The recovery cost is, specifically, the number of supplies needed to restore a single deployment's worth of lost CR.
Scenario 1:
Costs 5 supplies.
Scenario 2
We actually don't have enough information; that will run you either 15 supplies (to recover 60% CR) if the wolf was at 10% CR after the battle was over, or 17.5 supplies (to recover 70% CR) if the wolf was at 10% CR when the battle ended.
The difference there being that the CR cost of deployment is subtracted -after- the battle ends.
Scenario 3:
This runs into a special rule designed to prevent the player from cheesing the CR mechanics: if one side deploys a vastly larger force and wins the engagement, then their ships won't spend the full CR cost of deployment. There may be other requirements for triggering this mechanic; I usually only see it come into play when I deploy a single flagship, blow up as much of the enemy fleet as I can before my CR runs low, and then withdraw.

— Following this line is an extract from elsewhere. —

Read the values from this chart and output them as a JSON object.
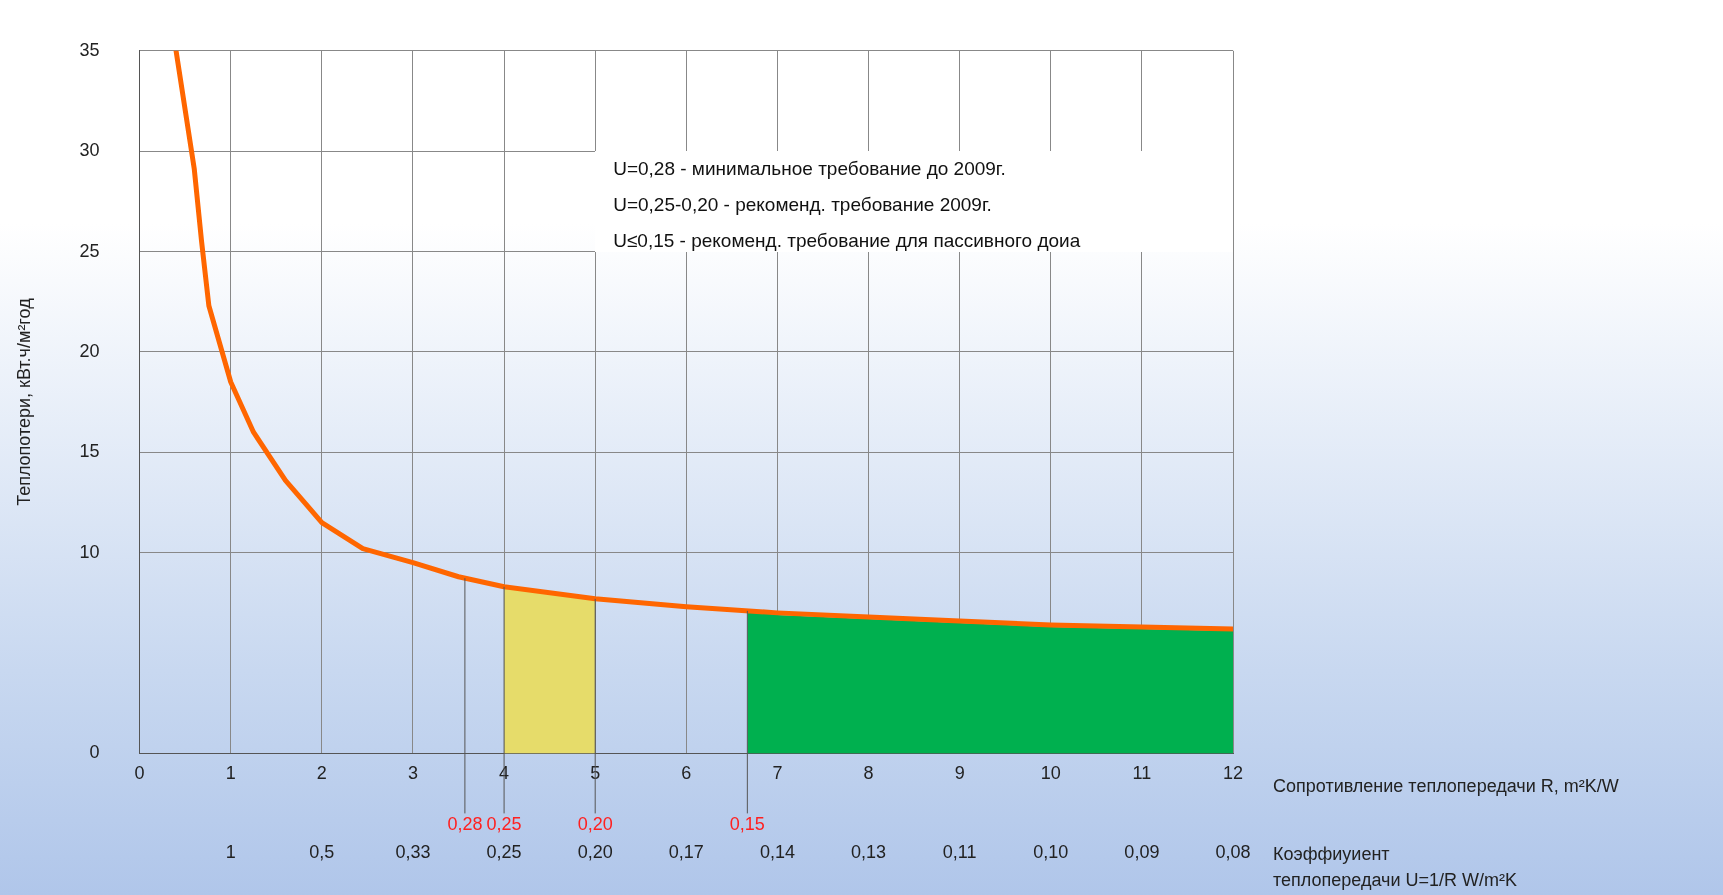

So the expected supply cost for this scenario is probably less than 60, but certainly no more than 60.
Other Effects:
Armor and hull damage can, in some cases, cost supplies to repair. ...And in other cases, it doesn't. The specific mechanic here is that armor, hull, and CR all take time to recover - but all of them also recover at the same time, and recovering more than one type of thing at once doesn't cost extra.
So if you take a bit of armor damage, and it takes one day of gametime to repair the armor, but four days to recover the CR you lost, then there's no extra supply cost for the armor damage.
If you take a bunch of armor/hull damage and it takes eight days of gametime to repair the ship (but the same four days to recover CR), then you end up spending supplies equal to twice the CR recovery cost.